Beragamnya perbedaan dan
kepentingan yang dimiliki masing-masing pasangan beserta tim sukses dan
simpatisannya, manakala disikapi dengan itikad untuk menjaga perdamaian, kita yakin dan percaya kegiatan pesta
demokrasi lokal ini akan berjalan dengan aman, sukses dan damai. Satu saja di
antara kandidat, tim sukses dan simpatisan yang melakukan pelanggaran, maka
dalam waktu relatif singkat akan berbias tidak baik pada kehidupan masyarakat.
Semua elemen masyarakat
yang ada di Aceh berkepentingan mempunyai peran untuk menjaga perdamaian,
kapanpun dan di manapun berada. Diakui bahwa suasana damai jauh lebih baik
ketimbang suasana konflik. Dengan damai, rezeki akan kian membaik, sahabat kian
bertambah, ibadah semakin khusyuk, pembangunan kian lancar dan masing-masing
keluarga kian sejahtera.
Saya sangat menyayangkan
apa yang terjadi beberapa bulan belakang, dimana terjadi kesalahpahaman antar
pendukung calon gubernur yang berakibat pada pembakaran atribut pilkada dari
salah satu partai lokal di Aceh. Pada akhirnya kesalahpahaman tersebut berakhir
damai dengan cara mediasi yang dihadiri oleh masing-masing wakil dari kedua
belah pihak. Tidak lama berselang dari kesalahpahaman antar pendukung yang
berujung pada pengrusakan atribut pilkada, dan kini pengrusakan atribut pilkada
kembali terjadi di daerah Aceh Jaya yang diduga dilakukan oleh salah satu tim
pendukung calon bupati. Padahal sebelumnya kita baru saja mengikuti Deklarasi
Pilkada Berintegritas dan Damai yang diselenggarakan oleh Komisi Independen
Pemilihan (KIP) di masing-masing daerah.
Untuk itu, kita semua yang
ada di wilayah Aceh ini harus senantiasa bersama, bersatu, dan seiring dalam
menjaga perdamaian ini. Perlu kita pahami bersama di kala kita menyatakan diri
untuk mencalonkan diri dalam mengikuti pilkada, maka pada saat itu kita harus
siap menerima apapun hasil akhirnya pesta demokrasi lokal ini.

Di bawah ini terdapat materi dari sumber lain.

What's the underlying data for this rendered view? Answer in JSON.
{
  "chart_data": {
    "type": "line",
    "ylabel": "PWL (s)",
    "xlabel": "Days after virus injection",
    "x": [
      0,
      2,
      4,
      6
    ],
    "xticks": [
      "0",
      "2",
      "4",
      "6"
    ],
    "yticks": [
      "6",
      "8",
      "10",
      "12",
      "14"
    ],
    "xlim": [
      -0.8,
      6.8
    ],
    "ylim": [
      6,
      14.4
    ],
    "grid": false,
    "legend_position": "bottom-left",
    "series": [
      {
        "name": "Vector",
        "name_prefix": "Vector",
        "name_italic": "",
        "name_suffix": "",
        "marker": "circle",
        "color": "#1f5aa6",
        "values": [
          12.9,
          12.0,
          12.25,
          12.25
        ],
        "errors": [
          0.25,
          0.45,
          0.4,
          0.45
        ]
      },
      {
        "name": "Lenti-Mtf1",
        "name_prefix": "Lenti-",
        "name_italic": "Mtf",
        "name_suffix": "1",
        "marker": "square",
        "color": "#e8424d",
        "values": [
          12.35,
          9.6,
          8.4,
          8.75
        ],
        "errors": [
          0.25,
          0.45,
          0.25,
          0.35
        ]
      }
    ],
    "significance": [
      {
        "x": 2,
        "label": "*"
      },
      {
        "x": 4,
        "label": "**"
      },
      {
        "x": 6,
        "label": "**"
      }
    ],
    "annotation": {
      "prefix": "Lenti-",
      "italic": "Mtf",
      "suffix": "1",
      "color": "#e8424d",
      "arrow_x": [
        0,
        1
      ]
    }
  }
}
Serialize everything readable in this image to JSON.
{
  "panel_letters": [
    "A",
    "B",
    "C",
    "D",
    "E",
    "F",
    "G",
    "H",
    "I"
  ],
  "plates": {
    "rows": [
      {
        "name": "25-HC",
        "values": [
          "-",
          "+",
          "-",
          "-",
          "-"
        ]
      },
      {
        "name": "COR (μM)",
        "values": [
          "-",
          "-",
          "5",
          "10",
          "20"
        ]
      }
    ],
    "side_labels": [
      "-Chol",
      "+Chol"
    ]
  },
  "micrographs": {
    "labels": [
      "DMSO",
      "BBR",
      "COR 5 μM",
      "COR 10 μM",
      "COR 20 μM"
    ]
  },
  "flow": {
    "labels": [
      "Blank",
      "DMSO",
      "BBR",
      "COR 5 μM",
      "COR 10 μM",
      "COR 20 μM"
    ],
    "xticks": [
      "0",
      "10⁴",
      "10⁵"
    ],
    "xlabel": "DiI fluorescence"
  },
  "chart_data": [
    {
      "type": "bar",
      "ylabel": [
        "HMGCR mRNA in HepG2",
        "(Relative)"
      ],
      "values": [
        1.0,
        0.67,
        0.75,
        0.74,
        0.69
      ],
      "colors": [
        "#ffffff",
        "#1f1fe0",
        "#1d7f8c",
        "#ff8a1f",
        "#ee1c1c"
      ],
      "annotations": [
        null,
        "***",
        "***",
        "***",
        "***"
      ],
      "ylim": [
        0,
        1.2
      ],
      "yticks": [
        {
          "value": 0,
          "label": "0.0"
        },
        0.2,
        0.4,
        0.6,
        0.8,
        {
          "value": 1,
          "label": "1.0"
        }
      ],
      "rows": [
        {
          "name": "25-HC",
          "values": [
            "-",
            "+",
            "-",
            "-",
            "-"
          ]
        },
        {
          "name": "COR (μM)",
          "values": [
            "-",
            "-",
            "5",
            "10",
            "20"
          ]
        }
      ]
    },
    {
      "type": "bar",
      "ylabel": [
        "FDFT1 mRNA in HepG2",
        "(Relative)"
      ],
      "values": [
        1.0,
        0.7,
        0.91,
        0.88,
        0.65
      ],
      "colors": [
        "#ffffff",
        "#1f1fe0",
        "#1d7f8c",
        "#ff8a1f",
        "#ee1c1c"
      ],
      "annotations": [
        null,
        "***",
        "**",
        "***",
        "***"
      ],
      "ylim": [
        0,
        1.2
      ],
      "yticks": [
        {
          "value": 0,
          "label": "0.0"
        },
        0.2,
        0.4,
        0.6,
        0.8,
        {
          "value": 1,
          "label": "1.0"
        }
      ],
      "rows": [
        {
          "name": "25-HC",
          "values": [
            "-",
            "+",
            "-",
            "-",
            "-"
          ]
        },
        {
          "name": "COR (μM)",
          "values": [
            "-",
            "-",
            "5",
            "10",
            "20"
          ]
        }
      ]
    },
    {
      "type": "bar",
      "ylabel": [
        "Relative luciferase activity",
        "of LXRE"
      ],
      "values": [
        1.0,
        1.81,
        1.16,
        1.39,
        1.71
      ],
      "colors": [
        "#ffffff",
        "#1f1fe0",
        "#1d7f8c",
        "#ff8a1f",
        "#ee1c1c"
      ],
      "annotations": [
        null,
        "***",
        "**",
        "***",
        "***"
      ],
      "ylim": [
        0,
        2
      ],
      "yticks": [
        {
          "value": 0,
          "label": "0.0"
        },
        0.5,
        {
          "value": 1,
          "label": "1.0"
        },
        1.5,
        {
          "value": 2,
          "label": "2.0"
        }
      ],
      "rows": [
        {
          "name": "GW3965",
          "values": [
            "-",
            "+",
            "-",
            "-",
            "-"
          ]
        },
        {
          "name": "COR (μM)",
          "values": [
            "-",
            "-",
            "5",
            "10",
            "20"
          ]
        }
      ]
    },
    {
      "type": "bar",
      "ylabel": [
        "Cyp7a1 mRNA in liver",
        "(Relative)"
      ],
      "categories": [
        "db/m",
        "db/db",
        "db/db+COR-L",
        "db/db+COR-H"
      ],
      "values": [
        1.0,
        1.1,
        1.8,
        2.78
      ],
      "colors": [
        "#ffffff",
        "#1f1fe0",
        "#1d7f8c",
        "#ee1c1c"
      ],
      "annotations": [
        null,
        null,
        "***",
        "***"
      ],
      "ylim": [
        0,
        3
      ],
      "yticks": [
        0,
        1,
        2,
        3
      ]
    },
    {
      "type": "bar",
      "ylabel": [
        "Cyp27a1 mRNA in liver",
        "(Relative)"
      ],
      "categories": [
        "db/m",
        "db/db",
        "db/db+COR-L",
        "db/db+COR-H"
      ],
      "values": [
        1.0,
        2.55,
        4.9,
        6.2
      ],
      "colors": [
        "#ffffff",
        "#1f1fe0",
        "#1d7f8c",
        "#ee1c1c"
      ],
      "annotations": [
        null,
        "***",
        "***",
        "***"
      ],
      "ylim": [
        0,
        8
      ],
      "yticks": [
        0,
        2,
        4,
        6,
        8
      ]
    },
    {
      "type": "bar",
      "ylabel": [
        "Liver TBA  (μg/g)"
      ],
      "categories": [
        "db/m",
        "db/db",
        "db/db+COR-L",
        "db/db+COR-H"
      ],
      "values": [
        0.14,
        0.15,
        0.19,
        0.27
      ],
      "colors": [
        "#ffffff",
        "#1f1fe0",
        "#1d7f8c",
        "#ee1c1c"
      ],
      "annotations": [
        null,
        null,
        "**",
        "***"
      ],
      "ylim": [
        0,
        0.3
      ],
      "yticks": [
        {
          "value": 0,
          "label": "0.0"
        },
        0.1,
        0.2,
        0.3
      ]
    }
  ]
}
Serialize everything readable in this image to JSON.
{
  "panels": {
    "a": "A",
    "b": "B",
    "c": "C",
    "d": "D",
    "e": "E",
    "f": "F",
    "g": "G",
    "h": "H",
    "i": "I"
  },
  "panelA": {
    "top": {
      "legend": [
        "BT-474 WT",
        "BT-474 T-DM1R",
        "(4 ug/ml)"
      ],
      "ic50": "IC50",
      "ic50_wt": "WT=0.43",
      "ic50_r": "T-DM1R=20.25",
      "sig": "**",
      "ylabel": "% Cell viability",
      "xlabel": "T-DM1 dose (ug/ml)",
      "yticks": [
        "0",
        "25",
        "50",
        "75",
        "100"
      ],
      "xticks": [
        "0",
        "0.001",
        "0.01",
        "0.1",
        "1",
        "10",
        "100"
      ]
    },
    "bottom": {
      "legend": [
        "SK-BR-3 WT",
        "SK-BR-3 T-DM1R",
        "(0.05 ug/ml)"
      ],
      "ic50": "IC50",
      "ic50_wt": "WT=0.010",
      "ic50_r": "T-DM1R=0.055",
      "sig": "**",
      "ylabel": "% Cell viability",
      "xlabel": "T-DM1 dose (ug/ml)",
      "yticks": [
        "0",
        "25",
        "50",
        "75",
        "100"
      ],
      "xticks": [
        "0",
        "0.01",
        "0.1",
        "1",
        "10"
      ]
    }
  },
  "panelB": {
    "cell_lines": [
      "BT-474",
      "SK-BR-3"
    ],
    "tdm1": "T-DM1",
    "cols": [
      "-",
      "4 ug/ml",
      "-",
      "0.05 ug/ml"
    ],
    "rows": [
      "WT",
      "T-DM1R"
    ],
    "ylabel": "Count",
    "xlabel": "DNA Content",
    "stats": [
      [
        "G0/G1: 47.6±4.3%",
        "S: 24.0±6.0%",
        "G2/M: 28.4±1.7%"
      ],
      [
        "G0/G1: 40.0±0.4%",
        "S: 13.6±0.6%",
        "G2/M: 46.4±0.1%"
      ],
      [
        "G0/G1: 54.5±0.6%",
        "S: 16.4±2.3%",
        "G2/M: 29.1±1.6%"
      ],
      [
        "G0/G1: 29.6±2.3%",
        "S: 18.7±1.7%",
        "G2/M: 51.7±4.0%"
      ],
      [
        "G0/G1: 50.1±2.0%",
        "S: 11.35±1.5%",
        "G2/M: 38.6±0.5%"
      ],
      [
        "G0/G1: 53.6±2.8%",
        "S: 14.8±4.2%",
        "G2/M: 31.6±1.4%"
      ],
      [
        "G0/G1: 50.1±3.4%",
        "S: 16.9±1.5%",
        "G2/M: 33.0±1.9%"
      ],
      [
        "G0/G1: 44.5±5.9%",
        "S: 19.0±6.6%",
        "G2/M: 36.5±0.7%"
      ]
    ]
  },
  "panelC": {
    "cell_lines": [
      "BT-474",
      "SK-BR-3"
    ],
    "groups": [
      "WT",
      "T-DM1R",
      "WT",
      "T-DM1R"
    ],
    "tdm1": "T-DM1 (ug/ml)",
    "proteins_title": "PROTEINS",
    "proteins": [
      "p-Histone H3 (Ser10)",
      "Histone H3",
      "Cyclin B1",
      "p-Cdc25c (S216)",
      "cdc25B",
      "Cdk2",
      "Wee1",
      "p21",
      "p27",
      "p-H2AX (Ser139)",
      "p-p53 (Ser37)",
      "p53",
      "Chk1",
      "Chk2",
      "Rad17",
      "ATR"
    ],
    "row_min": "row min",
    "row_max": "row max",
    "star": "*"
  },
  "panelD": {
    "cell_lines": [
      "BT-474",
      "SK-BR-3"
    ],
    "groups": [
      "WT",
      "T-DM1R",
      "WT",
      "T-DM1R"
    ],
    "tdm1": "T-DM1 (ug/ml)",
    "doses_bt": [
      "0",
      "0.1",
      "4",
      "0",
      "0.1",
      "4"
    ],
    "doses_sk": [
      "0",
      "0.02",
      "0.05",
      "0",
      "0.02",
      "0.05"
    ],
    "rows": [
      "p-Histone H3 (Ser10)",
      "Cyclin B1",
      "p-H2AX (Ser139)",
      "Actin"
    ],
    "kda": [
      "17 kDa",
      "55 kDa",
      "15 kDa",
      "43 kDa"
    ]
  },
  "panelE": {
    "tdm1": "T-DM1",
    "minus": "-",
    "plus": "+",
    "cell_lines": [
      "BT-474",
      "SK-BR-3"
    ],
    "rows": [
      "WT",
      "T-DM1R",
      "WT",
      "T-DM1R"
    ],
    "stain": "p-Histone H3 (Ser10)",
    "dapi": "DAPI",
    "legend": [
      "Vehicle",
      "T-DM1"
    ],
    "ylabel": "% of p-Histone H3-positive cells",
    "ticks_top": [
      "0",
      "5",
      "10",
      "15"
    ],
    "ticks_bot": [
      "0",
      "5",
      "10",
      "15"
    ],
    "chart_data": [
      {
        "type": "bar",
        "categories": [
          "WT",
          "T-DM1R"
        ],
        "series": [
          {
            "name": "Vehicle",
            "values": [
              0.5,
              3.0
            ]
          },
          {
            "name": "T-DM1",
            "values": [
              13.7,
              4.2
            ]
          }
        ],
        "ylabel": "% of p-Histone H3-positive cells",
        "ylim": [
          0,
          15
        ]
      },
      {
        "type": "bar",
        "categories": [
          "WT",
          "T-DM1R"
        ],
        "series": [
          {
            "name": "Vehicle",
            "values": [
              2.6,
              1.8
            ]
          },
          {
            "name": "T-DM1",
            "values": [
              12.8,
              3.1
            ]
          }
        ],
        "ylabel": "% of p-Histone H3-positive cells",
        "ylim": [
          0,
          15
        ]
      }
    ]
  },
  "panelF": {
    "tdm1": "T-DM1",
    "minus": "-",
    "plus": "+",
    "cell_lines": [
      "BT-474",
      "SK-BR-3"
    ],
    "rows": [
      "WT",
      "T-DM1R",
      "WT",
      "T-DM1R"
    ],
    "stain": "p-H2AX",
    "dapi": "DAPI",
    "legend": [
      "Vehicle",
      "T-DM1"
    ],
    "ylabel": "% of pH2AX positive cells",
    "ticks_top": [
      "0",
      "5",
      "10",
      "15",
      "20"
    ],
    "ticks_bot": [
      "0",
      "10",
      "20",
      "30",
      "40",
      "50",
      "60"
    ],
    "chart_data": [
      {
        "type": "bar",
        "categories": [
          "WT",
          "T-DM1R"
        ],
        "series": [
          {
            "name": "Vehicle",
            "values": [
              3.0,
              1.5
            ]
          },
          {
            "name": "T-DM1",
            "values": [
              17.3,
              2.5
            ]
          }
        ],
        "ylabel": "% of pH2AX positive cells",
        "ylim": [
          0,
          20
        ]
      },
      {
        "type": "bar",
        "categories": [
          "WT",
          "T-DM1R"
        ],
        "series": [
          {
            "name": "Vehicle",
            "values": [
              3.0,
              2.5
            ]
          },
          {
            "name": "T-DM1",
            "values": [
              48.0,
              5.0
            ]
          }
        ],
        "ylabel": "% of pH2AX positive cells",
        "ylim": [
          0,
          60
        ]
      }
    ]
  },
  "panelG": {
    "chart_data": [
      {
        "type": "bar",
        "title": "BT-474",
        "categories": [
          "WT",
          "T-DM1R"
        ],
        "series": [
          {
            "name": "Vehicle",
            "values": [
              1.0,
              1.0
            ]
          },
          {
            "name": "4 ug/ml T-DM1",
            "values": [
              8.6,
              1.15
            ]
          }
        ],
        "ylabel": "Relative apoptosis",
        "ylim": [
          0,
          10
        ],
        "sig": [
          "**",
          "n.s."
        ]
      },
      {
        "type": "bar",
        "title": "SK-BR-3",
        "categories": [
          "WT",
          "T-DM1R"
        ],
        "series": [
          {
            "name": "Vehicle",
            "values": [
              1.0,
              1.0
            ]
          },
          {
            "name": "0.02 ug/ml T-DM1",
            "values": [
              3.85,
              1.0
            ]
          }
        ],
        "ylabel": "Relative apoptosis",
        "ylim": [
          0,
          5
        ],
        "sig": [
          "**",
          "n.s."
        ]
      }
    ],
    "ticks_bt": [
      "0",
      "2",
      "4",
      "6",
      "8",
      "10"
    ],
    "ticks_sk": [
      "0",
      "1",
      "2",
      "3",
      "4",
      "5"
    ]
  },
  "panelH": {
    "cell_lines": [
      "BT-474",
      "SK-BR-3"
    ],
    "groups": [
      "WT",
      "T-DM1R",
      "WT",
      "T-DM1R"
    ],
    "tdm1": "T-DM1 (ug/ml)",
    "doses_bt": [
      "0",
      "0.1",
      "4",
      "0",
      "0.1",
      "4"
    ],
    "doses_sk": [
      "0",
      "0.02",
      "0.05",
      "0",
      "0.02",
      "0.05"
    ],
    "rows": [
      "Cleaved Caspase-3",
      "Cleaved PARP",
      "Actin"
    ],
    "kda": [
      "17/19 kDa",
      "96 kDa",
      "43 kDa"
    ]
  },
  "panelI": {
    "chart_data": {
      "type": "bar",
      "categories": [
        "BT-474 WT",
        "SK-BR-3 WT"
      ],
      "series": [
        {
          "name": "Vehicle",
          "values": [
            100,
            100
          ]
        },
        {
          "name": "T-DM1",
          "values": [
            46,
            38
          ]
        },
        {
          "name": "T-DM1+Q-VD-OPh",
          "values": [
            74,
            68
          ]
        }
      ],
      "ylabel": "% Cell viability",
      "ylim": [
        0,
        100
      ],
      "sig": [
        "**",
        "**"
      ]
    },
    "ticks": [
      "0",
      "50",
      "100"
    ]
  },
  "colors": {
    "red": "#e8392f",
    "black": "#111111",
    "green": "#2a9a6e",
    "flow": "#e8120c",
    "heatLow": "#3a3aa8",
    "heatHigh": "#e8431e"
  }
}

Jika sejak dari awal agenda
kegiatan pilkada ini sudah kita pastikan kemenangan menjadi Bupati/Walikota,
maka di kala hasil akhirnya kalah kita tidak siap mental untuk menerima
kekalahan tersebut. Kesiapan mental untuk menerima kekalahan ini tidak hanya
dibangun untuk pasangan calon, melainkan juga untuk tim sukses dan juga
simpatisan dari masing-masing pasangan calon.
Penulis Merupakan Mahasiswa Fakultas Ilmu Sosial dan Ilmu Politik
Universitas Syiah Kuala, Banda Aceh.